Delek Logistics Partners LP: This 10.2% Yielder Deserves an Upgrade
Collect Safe and Increasing Payouts From This Energy Stock
Of all the things a company can do, these two are my favorites: Increasing dividends and increasing dividend safety. And Delek Logistics Partners LP (NYSE:DKL) manages to accomplish both.
To most people, Delek Logistics Partners won’t be a familiar name, but DKL stock stands out when it comes to returning cash to investors. When the partnership was created in 2012, it had a minimum quarterly distribution rate of $0.375 per unit. Today, DKL pays investors $0.77 per unit. That translates to an increase of 105%! (Source: “Dividend History for Delek Logistics Partners (dkl),” StreetInsider, last accessed August 8, 2018.)
What makes this achievement even more impressive is that the partnership comes from the energy sector. Over the last several years, oil and gas prices have had quite a tumble, and many energy companies are still struggling today. Some of them have even cut back their dividends.
But at Delek Logistics Partners, the payout to unitholders has only been rising. As a matter of fact, since the partnership’s initial public offering (IPO), management has raised the cash distribution every single quarter.
Last month, the partnership declared its latest quarterly cash distribution. The amount represented a 2.7% increase sequentially and a 9.2% increase year-over-year. This also marked DKL stock’s 17th consecutive quarterly distribution hike! (Source: “Delek Logistics Partners, LP Increases Quarterly Cash Distribution to $0.77 per Common Limited Partner Unit,” Delek Logistics Partners LP, July 24, 2018.)
However, the main reason why this partnership deserves an upgrade is not its recent distribution increase. Instead, it was due to the wider margin of safety in its payout.
Delek Logistics Partners LP: Making Distributions Safer
You see, Delek Logistics Partners LP reported earnings last week. In the second quarter of 2018, the partnership generated $33.5 million in distributable cash flow, marking a 45.5% increase year-over-year. Since DKL paid total distributions of almost $25.0 million for the quarter, it had a distributable cash flow coverage ratio of 1.3 times. (Source: “Delek Logistics Partners, LP Reports Second Quarter 2018 Results,” Delek Logistics Partners LP, August 7, 2018.)
This was a substantial improvement from its coverage ratio of less than 1.1 times in the year-ago period.

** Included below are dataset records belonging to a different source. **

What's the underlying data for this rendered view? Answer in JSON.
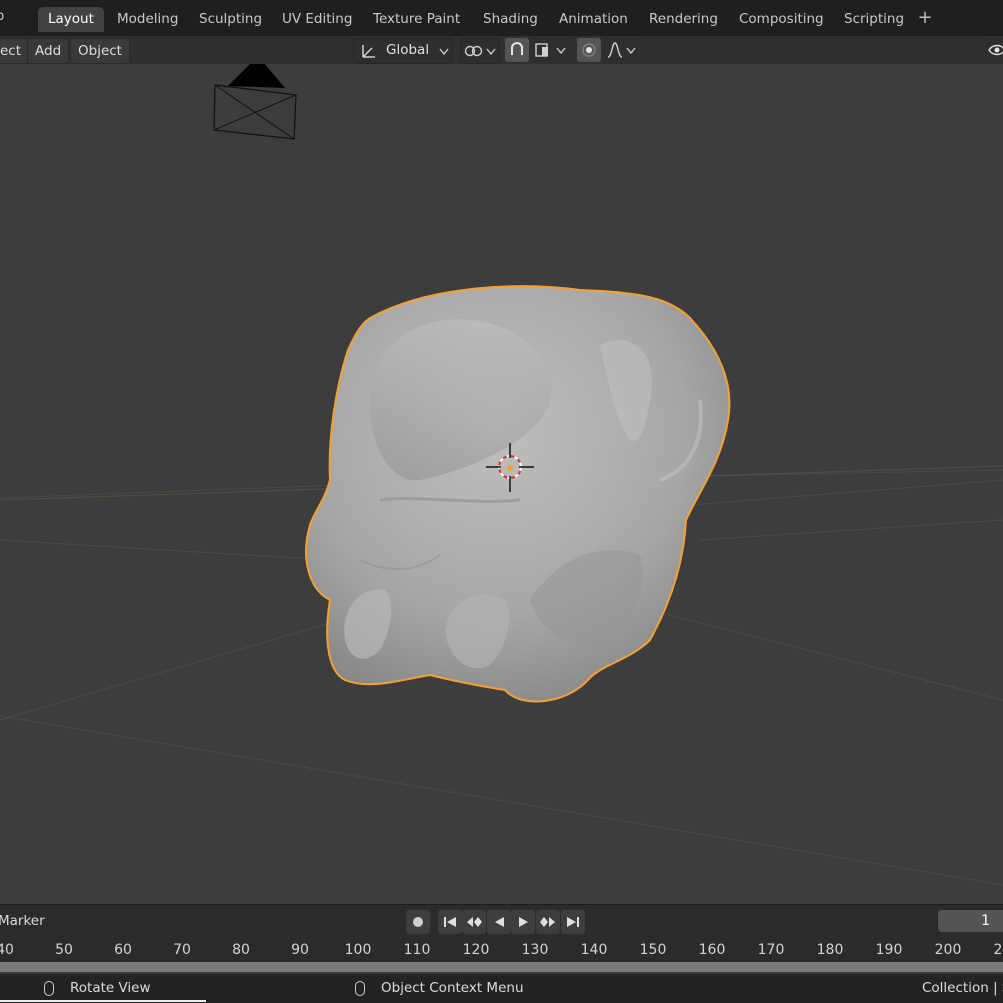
{
  "app_menu_edge": "p",
  "workspace_tabs": [
    {
      "label": "Layout",
      "active": true
    },
    {
      "label": "Modeling"
    },
    {
      "label": "Sculpting"
    },
    {
      "label": "UV Editing"
    },
    {
      "label": "Texture Paint"
    },
    {
      "label": "Shading"
    },
    {
      "label": "Animation"
    },
    {
      "label": "Rendering"
    },
    {
      "label": "Compositing"
    },
    {
      "label": "Scripting"
    }
  ],
  "add_workspace": "+",
  "header": {
    "select_partial": "ect",
    "add": "Add",
    "object": "Object",
    "orientation": "Global"
  },
  "colors": {
    "selection_outline": "#f5a035",
    "mesh": "#a9a9a9",
    "viewport_bg": "#3d3d3d"
  },
  "timeline": {
    "marker_partial": "Marker",
    "current_frame": "1",
    "ruler": [
      "40",
      "50",
      "60",
      "70",
      "80",
      "90",
      "100",
      "110",
      "120",
      "130",
      "140",
      "150",
      "160",
      "170",
      "180",
      "190",
      "200",
      "2"
    ]
  },
  "status": {
    "left_action": "Rotate View",
    "middle_action": "Object Context Menu",
    "right_info": "Collection | S"
  }
}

The increasing dividend safety would be more apparent if you look at the half-year results. That’s because, in the first six months of 2017, the partnership generated $41.5 million of distributable cash flow while paying $42.8 million in actual distributions. In other words, it did not generate quite enough cash to cover its payout.
This year, though, things have been much, much better. Thanks to solid financial performance, Delek Logistics Partners’ distributable cash flow coverage ratio widened to almost 1.3 times in the first six months of 2018.
To risk-averse income investors, these numbers should be reassuring.
Lock in a Safe Double-Digit Cash Return
Usually, when a company delivers consistent dividend increases while maintaining their dividend safety, its stock would be highly sought after. And as investors bid up the company’s share price, its yield would drop.
Delek Logistics Partners also enjoyed a rally after its latest earnings report, but the stock still carries a substantial payout. Trading at around $30.00 per unit at the time of this writing, DKL stock offers an annual distribution yield of 10.3%.
For yield-seeking investors, this energy partnership deserves a serious look.